Austinist Review: Will Clarke's The Worthy
It’s not clear whether Will Clarke has made a pact with Mephistopheles or participated in a Wiccan prose-enriching ritual to produce his two novels, but that’s really none of our business. His latest novel, The Worthy: A Ghost’s Story, is a bizarre treat that benefits from supernatural forces, seriously.
The Worthy is the first person narrative of Conrad Avery Sutton III. This could just have been the tale of a privileged guy and the pain of conforming to fraternity life at LSU, but to be perfectly honest, that would suck. Clarke, being a deft writer, implants a contrary twist at the novel’s start to ensure that this story won’t suck: Conrad is a ghost. A disembodied spirit trying to exact revenge on the sadistic, Abercrombie-bag model, frat boy who prematurely ended his life---now that’s quality fiction.
The book’s start is imbued with a tension that doesn’t ease until the last page. Just hours away from his formal initiation into Gamma Chi, Conrad is thrown down a flight of stairs by chapter president Ryan Hutchins. Conrad’s vindictive plans suffer from the constraints of ghosthood, but those constraints make for a plot that is as surprising as it is odd. Some of the characters that help drive the temporal action include a possess-able goliath, a clairvoyant cook, a stigmatic bible thumper, and a very unfortunate goat.

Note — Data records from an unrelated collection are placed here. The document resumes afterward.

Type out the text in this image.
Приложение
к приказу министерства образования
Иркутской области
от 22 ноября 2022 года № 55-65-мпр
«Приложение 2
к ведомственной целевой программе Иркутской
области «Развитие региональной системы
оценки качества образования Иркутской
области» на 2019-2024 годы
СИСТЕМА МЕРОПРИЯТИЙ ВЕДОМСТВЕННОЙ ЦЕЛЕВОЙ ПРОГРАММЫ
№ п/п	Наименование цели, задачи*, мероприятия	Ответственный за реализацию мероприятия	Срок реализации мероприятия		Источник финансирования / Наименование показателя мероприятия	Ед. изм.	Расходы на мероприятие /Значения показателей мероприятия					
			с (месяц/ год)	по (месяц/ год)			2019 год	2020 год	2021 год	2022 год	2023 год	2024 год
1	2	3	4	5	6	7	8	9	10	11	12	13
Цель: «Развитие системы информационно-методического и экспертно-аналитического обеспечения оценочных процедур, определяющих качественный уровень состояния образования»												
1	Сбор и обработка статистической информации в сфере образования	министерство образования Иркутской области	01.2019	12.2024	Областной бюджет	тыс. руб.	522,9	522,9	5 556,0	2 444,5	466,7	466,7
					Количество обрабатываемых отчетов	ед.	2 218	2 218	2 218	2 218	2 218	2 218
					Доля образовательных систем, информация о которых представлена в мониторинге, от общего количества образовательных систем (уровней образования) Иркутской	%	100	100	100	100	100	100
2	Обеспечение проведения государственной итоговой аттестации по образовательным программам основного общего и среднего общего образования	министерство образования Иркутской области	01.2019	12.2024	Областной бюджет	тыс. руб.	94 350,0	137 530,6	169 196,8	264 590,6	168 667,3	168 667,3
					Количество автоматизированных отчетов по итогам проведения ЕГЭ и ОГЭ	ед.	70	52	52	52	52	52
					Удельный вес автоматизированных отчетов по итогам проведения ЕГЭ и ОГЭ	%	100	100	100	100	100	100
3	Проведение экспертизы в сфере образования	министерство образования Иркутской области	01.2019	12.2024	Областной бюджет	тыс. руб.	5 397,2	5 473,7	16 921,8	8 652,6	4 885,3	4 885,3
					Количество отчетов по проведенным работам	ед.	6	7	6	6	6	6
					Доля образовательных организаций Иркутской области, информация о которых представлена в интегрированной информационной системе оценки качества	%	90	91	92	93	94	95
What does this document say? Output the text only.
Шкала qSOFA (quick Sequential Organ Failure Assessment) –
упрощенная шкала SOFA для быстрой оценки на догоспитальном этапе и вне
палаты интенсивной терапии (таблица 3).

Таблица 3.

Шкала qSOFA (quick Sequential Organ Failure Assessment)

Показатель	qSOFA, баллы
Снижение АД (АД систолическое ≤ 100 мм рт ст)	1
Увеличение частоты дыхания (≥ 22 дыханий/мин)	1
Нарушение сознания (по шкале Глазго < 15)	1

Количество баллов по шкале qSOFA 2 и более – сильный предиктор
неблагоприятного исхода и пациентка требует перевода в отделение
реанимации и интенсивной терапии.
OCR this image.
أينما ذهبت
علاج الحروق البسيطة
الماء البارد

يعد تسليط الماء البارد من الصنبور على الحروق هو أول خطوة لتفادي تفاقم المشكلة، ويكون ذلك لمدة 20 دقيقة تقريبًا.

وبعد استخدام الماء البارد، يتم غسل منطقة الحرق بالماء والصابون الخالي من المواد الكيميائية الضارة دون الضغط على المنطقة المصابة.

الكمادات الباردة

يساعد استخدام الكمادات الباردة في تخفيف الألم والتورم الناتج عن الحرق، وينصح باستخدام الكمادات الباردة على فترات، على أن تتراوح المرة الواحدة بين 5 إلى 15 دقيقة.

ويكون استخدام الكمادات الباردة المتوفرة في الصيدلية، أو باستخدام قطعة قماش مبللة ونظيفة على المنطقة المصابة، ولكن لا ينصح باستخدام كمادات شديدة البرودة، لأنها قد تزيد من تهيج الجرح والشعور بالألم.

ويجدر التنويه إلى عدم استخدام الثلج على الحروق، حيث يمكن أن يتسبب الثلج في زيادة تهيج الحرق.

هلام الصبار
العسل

Readers will find an equal amount of laughing and cringing throughout The Worthy. The book’s dark humor and morbid subject matter prove that depravity and hilarity would be drinking buddies if they were human. It's a fun, fast read, and Clarke’s writing style lends a cinematic quality to the action. It is important to note that the ending is weird, almost exactly like the end of the Guns ‘n Roses "Don’t Cry" video is weird. Good, but weird.